The two Bangladeshis were charged with people smuggling offences after arranging the trip to Malaysia, the first time in two years would-be migrants have attempted to journey there by boat, said Teknaf police chief Mainuddin Khan.
“Acting on a tip-off, we arrested 19 Myanmar nationals from a house in Teknaf on May 9 as they gathered there for a boat trip to Malaysia,” Khan said. “They said they paid Tk10,000 each for the trip.”
On being tipped off, in the early morning, a group of police led by a police officer Sheikh Asharaful Zaman of Teknaf police station went to the Hatiar Guna village under Teknaf police station and arrested 19 Rohingya including two traffickers from a house where gathered by traffickers for boat trip to Malaysia, the Teknaf police chief Mainuddin Khan more added.
The arrestees were identified as--- Zamal (22), Zubair (19), Md.
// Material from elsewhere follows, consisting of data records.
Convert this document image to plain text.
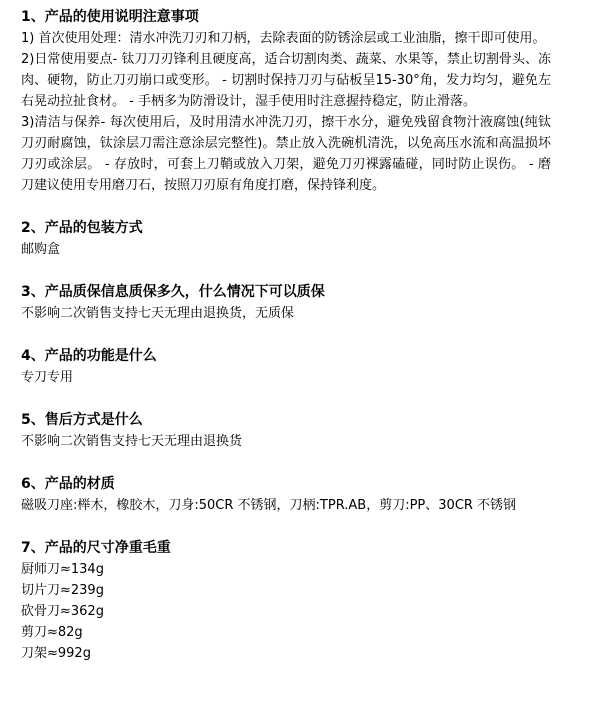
1、产品的使用说明注意事项

1) 首次使用处理：清水冲洗刀刃和刀柄，去除表面的防锈涂层或工业油脂，擦干即可使用。

2)日常使用要点- 钛刀刀刃锋利且硬度高，适合切割肉类、蔬菜、水果等，禁止切割骨头、冻肉、硬物，防止刀刃崩口或变形。 - 切割时保持刀刃与砧板呈15-30°角，发力均匀，避免左右晃动拉扯食材。 - 手柄多为防滑设计，湿手使用时注意握持稳定，防止滑落。

3)清洁与保养- 每次使用后，及时用清水冲洗刀刃，擦干水分，避免残留食物汁液腐蚀(纯钛刀刃耐腐蚀，钛涂层刀需注意涂层完整性)。禁止放入洗碗机清洗，以免高压水流和高温损坏刀刃或涂层。 - 存放时，可套上刀鞘或放入刀架，避免刀刃裸露磕碰，同时防止误伤。 - 磨刀建议使用专用磨刀石，按照刀刃原有角度打磨，保持锋利度。

2、产品的包装方式

邮购盒

3、产品质保信息质保多久，什么情况下可以质保

不影响二次销售支持七天无理由退换货，无质保

4、产品的功能是什么

专刀专用

5、售后方式是什么

不影响二次销售支持七天无理由退换货

6、产品的材质

磁吸刀座:榉木，橡胶木，刀身:50CR 不锈钢，刀柄:TPR.AB，剪刀:PP、30CR 不锈钢

7、产品的尺寸净重毛重

厨师刀≈134g

切片刀≈239g

砍骨刀≈362g

剪刀≈82g

刀架≈992g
Eliays (19), Md. Rafique (20), Md. Edris (21), Md. Salam (19), Selim (20), Md. Ayoub (20), Md. Yunus (19), Zubairul Islam (19), Jahid Hussain (20), Abdul Hoque (40), Asia Begum (19), Somira Akter (20), Ms Rofika Akter (25), Ms Aziza Begum (19), Md Rofique (20), and other two children, they all hailed from Arakan State, Burma.
Tens of thousands of Rohingya from Myanmar and Bangladeshi economic migrants seeking jobs have made the treacherous journey across the Bay of Bengal toward the relatively prosperous nations of Thailand and Malaysia. Recently, the Bangladeshi economic migrants are higher percent than Myanmar Rohingya refugee for boat trip to Malaysia, said a boat people watch group from Cox’s Bazar.
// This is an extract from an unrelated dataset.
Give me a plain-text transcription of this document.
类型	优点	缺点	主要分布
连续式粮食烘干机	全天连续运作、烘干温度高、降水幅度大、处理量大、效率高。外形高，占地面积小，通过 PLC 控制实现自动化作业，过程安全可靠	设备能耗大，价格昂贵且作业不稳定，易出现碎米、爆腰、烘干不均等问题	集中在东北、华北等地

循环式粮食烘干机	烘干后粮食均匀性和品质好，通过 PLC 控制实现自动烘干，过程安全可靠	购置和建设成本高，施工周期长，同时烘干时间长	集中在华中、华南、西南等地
"As people are desperate to leave, these traffickers are now getting prepared to exploit them,” Rohingya community leader from the cox’s bazar areas.
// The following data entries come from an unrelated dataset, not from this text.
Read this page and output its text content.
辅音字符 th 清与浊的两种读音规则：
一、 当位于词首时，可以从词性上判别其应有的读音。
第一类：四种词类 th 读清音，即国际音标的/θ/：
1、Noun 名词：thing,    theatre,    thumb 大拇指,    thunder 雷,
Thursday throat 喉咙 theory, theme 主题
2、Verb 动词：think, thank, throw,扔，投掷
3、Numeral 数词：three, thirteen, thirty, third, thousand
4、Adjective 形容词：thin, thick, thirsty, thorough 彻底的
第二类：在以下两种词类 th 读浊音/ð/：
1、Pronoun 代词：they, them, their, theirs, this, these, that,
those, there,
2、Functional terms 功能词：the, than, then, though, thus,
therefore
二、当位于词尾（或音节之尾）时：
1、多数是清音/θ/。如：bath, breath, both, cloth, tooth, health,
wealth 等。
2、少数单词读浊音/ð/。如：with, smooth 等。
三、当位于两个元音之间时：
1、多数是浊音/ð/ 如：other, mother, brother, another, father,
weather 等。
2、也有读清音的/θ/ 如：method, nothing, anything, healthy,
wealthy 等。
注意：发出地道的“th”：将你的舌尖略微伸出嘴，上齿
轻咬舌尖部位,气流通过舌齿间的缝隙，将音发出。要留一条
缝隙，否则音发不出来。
Since October 2016, the Rohingyas refugee numbers have swelled as a crackdown by the Tatmadaw in Rakhine State sent more than 74,000 fleeing across the border into Bangladesh. The overcrowded, dirty camps are ripe for human traffickers offering a way out.
Rohingya elder Abu Zafar said the refugees caught by police trying to reach Malaysia had endured hunger, poverty and the “toughest test of patience and tried to migrate to Malaysia for a better future. It was a do or die situation for them.”
"The trafficker rackets are getting organized and activated again. They are a mixed gang of both Bangladeshi and Rohingya people."
Rohingya leaders based in refugee camps in Bangladesh said that boat trips had ground to halt after the 2015 clampdown, with many refugees now trying new routes to other regions, including the Middle East.